Ainsi, l'abbé François Vanandruel, prêtre à Bruxelles, commence à préparer ses homélies dès le mardi : « Je prie avec la parole le mardi et le mercredi. Le jeudi, je lis des texte exégétiques... Et le vendredi je vois ce que je vais garder pour les gens à qui je m'adresse. » Le père Olivier de Saint-Martin, prieur des dominicains – « ordre des prêcheurs » – de Toulouse, insiste lui aussi sur la préparation à laquelle il consacre entre 3 et 5 heures : « L'homélie doit être simple mais la simplicité demande beaucoup de travail ! ». Il poursuit : « Il faut s'interroger sur ce que les gens ont besoin d'entendre, ce qui les préoccupe et se nourrir de ce qu'ont dit les devanciers, les Pères de l'Eglise. Mais l'homélie dépend beaucoup du prêtre, elle doit dire comment la Parole de Dieu nous brûle. Comme l'écrit Bernanos, “Un prêtre qui descend de la chaire de Vérité la bouche en machin de poule, un peu échauffé, mais content, il n'a pas prêché, il a ronronné, tout au plus.“ »
L'effet boomerang
Il est un effet de l'homélie moins connu que les autres, c'est l'effet boomerang. Ou comment le prêtre est parfois surpris de constater que ce qui a frappé son auditoire n'est absolument pas ce qu'il avait prévu. Olivier de Saint-Martin cite l'exemple d'un confrère qu'un fidèle était allé trouver à la fin d'une messe pour lui confier qu'il avait changé de vie après l'avoir entendu prêcher quelques mois auparavant. Flatté, intrigué, il lui demanda : « pourquoi ? » Et l'homme répondit : « A un moment, vous avez dit : « quand j'ai terminé le premier point, je passe au second » alors je me suis dit que j'avais terminé le premier point de ma vie et que je devais passer à l'étape suivante »...
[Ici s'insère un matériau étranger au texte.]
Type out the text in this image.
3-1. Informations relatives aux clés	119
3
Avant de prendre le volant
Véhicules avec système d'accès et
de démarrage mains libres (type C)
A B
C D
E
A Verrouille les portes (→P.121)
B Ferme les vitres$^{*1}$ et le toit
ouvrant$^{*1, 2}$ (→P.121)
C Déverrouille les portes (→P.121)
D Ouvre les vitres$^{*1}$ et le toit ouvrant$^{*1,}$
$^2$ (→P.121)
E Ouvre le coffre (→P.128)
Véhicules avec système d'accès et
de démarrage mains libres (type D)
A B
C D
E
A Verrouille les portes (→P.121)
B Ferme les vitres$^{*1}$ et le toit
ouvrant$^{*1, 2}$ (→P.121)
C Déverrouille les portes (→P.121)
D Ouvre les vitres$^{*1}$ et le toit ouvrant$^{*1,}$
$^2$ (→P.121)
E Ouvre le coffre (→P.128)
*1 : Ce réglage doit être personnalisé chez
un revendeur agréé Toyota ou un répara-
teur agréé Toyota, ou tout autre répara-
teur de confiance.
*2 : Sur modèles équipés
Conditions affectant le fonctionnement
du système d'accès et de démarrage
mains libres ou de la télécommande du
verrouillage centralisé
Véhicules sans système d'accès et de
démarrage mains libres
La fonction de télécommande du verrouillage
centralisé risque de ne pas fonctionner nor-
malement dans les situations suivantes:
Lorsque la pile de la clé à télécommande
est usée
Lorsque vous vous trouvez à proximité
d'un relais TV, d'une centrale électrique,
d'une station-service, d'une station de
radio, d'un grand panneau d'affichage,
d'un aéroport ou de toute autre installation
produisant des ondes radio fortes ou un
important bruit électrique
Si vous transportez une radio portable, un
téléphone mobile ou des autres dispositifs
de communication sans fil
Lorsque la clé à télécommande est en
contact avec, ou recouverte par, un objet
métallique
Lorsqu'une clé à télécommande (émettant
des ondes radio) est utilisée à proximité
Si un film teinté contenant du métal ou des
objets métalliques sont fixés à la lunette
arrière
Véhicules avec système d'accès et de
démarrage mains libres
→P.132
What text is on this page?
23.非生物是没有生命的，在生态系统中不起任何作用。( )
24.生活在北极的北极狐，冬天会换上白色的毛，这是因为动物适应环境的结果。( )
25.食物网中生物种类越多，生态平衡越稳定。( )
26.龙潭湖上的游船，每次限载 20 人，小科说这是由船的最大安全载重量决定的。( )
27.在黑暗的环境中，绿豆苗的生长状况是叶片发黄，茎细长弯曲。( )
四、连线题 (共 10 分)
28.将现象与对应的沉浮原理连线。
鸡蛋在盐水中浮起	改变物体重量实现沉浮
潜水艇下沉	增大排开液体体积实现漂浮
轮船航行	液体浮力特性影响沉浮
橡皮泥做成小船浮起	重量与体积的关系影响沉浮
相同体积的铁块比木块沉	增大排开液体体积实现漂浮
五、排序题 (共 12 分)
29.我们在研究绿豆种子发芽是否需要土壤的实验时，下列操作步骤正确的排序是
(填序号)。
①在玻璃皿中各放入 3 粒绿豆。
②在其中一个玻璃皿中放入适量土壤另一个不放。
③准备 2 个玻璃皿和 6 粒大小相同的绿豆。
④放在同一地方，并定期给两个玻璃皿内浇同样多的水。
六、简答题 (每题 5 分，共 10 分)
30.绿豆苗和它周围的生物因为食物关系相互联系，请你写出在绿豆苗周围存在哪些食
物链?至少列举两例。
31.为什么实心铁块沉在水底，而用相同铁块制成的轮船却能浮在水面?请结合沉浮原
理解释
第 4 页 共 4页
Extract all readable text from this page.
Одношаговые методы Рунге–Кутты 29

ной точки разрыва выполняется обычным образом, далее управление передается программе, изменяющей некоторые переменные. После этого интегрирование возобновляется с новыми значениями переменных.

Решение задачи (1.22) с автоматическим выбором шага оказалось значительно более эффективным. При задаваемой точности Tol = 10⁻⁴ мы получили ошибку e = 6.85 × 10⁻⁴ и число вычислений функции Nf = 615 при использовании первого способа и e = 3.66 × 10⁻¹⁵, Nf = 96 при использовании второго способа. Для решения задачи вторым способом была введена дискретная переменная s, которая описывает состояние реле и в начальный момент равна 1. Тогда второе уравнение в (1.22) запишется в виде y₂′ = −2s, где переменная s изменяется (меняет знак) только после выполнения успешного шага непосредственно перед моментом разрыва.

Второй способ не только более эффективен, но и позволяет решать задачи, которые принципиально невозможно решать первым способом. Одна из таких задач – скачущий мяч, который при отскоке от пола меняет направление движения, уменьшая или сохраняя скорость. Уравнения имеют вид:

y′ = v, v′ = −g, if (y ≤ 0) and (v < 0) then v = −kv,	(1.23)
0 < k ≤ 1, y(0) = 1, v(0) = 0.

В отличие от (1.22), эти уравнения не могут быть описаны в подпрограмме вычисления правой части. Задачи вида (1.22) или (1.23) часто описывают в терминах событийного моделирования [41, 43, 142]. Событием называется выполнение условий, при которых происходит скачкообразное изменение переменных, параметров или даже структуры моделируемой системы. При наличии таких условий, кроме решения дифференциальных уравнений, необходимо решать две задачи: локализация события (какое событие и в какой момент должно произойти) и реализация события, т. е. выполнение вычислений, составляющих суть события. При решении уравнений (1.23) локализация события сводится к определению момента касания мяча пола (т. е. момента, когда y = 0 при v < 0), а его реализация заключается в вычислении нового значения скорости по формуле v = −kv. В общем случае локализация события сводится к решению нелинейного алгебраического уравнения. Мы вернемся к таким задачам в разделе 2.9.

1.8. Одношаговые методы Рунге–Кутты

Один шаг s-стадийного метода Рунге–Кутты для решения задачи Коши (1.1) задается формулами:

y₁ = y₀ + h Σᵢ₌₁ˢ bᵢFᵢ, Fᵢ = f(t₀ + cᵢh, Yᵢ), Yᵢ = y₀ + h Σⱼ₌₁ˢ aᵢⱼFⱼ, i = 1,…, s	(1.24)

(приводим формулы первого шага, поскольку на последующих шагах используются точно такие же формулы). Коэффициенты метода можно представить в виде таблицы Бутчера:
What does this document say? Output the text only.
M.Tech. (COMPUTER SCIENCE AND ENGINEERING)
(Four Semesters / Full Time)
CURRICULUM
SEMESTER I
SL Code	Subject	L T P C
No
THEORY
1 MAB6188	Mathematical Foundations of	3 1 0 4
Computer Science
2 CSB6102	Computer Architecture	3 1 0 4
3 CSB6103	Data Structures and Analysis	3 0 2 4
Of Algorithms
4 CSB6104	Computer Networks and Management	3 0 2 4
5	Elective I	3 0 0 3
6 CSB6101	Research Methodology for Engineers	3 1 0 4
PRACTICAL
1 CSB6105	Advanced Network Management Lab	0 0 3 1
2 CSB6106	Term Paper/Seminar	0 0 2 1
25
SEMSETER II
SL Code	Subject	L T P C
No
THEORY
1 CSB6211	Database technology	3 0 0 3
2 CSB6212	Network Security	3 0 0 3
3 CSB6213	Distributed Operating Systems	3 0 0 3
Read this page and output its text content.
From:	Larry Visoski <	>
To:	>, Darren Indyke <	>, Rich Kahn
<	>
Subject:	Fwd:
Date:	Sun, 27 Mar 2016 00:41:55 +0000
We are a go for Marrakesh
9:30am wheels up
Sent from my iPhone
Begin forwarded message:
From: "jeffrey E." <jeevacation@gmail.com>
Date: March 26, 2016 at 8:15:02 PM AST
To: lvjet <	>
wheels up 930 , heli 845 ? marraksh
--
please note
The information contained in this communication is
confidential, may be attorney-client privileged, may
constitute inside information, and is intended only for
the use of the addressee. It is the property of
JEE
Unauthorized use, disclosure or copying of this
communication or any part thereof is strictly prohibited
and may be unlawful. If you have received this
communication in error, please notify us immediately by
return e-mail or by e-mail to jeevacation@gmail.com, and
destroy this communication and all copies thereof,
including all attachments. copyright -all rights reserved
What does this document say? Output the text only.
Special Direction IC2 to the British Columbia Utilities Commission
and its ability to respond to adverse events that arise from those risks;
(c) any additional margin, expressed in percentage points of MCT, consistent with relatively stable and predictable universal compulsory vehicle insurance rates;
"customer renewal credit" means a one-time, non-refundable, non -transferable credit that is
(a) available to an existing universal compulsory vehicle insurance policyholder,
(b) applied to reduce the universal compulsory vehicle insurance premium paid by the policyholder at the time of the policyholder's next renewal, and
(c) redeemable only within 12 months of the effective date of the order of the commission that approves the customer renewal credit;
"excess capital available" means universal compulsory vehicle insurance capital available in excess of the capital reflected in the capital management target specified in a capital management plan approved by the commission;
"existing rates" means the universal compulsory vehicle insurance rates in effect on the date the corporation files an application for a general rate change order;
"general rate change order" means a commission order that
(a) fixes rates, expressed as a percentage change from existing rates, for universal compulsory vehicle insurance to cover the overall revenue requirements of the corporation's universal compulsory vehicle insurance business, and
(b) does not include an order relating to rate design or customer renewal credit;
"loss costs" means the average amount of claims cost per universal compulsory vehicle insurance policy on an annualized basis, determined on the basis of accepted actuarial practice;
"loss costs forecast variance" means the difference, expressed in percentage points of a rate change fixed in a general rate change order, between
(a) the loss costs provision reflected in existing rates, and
Pour approcher cet imprévisible, Olivier de Saint-Martin fait relire chaque homélie par deux personnes différentes, et régulièrement il demande l'avis de confrères après la messe. Il raconte la réaction de l'un d'entre eux après sa toute première prédication. « Sur la forme, je me suis fait laminer. Et quand j'ai demandé ce qu'il en était du fond, il m'a répondu : « C'est très bien, tu as dit tout ce qu'on a dit depuis cinquante ans. » J'aurais préféré qu'il me dise que j'étais le nouveau saint Dominique, commente-t-il avec humour, mais je pense qu'il n'y a rien de tel qu'un ami capable de nous dire la vérité. Autant, je suis contre la réaction épidermique du paroissien qui saute sur le prêtre à la sortie de la messe pour lui adresser des critiques parce que je pense que nous sommes particulièrement vulnérables à ce moment-là, autant il est important que des gens sachent nous dire la vérité avec simplicité. »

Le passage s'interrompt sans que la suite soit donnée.